Pia Andrews: That's a interesting question. They, so I started, I've been working, I guess in the tech sector started about 22 or so years ago. And I enjoyed it very much, but always felt something was a little bit missing. I got poached to go work in a political office, even though I really dislike politics. But it was a good chance to learn how the system works, how democracy works. I do believe politics gets in the way of democracy sometimes, but it was a fabulous experience. And one of was there. I went back to finish actually my university studies in public policy and history. And that's when I started really learning about and understanding the role of public service and the role of the public service in a modern society as a, when it works well, a genuine platform, social economic, cultural platform upon which people and communities can thrive.

So I developed my passion for public service about 10 years ago and have committed my life ever since to trying to ensure that public services live up to that promise of serving the public, of supporting quality of life and for being a trusted mechanism for equitable life that people expect from their public services, particularly when there's emergency and particularly when they are in need and vulnerable. That role that we play is so critical. And, I'm now committed a 100% to that transformation and reform of governments to be everything people need it to be in 21st century.

Fleur Anderson: Well, that's fantastic. Thanks so much. So Vanessa Doake, you've got also a real commitment and yours is to social justice and gender equality. You want organizations to do better for their people. You've also had a really diverse career. Haven't you? Can you tell us a little bit more about you?

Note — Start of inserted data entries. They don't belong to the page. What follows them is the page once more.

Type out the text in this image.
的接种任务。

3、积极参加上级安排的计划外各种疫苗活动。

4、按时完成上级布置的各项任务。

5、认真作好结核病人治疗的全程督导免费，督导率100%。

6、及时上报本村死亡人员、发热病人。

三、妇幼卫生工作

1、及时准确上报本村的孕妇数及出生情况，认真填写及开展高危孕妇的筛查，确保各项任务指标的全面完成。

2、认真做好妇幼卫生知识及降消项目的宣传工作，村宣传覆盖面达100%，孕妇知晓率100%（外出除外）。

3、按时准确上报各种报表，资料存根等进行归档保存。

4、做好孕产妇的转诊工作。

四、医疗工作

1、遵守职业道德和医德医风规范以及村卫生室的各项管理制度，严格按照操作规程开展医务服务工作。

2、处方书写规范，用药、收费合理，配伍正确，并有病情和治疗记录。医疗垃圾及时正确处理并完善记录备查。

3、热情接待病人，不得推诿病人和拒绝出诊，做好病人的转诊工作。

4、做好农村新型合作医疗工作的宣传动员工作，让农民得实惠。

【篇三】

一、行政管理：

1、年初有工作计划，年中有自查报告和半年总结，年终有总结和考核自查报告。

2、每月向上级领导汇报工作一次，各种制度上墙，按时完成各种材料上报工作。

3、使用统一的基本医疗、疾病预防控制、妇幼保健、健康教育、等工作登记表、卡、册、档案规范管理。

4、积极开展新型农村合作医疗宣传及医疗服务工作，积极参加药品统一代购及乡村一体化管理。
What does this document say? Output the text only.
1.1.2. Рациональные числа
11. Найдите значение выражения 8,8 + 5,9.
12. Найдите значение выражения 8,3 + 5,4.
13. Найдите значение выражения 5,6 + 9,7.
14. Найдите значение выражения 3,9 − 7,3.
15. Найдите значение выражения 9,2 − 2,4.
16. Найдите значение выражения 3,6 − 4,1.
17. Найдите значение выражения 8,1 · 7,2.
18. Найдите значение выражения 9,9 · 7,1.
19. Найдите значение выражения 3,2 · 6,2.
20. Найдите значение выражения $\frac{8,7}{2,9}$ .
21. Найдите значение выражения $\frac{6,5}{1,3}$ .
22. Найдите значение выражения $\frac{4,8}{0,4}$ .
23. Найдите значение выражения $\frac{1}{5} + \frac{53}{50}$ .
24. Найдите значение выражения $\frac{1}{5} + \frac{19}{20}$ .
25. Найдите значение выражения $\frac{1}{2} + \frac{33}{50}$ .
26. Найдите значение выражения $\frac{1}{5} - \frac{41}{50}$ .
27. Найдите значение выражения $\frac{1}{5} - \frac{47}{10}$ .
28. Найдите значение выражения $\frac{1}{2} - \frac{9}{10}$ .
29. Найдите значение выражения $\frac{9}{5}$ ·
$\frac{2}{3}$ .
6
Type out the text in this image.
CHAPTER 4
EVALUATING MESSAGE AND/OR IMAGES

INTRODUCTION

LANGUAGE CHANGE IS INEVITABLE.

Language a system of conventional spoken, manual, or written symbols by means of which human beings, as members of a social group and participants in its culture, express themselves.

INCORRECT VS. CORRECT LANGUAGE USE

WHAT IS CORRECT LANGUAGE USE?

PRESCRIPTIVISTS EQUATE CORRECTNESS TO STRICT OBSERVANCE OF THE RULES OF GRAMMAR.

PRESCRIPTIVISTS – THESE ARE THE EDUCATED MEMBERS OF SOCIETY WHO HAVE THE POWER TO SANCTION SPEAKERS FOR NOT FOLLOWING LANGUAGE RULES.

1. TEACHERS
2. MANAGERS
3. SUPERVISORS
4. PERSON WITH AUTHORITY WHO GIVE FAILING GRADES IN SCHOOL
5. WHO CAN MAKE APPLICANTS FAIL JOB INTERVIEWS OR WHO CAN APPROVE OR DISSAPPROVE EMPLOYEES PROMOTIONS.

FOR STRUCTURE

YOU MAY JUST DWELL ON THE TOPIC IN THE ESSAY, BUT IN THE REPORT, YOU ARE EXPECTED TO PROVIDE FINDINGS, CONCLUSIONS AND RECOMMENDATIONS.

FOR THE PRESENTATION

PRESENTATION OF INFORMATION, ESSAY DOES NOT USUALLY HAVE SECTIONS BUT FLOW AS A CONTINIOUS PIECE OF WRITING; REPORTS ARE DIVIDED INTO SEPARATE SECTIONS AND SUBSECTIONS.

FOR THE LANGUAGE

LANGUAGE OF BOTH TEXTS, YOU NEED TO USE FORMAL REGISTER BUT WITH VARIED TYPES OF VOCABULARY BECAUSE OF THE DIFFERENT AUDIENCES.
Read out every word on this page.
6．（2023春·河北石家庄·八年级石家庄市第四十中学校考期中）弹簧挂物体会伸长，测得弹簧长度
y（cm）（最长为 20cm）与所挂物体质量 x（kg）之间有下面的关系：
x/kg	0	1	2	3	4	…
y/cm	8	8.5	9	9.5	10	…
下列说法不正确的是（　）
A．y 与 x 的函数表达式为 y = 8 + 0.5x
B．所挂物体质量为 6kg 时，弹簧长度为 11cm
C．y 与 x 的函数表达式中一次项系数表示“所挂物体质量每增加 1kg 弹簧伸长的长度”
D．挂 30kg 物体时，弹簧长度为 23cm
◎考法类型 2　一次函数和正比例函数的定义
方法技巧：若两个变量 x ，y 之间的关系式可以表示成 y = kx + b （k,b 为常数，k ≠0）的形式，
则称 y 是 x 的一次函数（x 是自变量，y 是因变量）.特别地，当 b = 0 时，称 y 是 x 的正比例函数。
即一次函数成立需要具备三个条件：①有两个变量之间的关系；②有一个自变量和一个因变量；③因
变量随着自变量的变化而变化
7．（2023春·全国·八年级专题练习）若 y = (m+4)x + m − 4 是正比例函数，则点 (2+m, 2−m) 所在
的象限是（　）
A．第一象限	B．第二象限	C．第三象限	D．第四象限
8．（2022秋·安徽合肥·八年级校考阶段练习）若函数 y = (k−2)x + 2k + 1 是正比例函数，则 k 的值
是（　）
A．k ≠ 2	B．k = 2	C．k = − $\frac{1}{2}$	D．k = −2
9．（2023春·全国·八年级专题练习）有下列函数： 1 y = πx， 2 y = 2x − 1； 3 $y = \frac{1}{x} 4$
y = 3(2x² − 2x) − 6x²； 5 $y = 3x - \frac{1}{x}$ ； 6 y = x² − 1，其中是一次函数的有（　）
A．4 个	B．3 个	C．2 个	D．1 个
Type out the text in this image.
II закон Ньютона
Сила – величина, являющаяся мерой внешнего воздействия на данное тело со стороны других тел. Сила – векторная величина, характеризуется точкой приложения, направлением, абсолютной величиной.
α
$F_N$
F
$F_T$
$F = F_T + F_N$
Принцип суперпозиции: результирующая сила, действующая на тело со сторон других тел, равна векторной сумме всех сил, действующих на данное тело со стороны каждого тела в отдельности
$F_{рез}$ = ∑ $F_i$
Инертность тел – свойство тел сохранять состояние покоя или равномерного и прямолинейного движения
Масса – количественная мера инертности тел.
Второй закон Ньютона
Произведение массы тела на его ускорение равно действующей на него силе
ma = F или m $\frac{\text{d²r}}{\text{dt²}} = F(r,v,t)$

Vanessa Doake: Sure. Yeah. I think very lucky to have a really varied career. A lot of it kind of happened by accident, but possibly, subconsciously fueled by and kind of internal passion for justice and for seeing certain opportunities. I think that's what makes digital exciting is that it has the opportunity to be such an equalizer for opportunities and to be able to enable people from regular walks of life to achieve their version of success. Working in people and culture roles has afforded me to work with some really incredible organizations like pro life ago, black women's legal service, and now working at art processes, very fortunate to be able to apply some of the things that I've learned about what that unequal kind of experience looks like through life. Particularly looking through a technology lens, some of the things that we can do as a society through early education to kind of ensure that the opportunity that technology does present to be an equalizer isn't missed.

Fleur Anderson: Fantastic. Thanks very much, Vanessa. And now we'll go to Vanessa R, Vanessa Roarty. You've also got a passion for human centered design. Now you're the lead of the digital profession branch for the Australian public service commission. Can you tell us a little bit about your background and how you got where you are now?

Vanessa Roarty: Yeah, sure. So I've always had a real interest in technology and I started with technology, I guess, and that led me along the path to wanting to understand more about humans use technology. I'm proud to say I'm a long-term public servant. So I think I joined the APS back in 2002, and I joined an agency called the national office for the information economy, which is a very early version of the things like the digital transformation agency we know today. And throughout my whole career, I've kind of worked in this whole of government space.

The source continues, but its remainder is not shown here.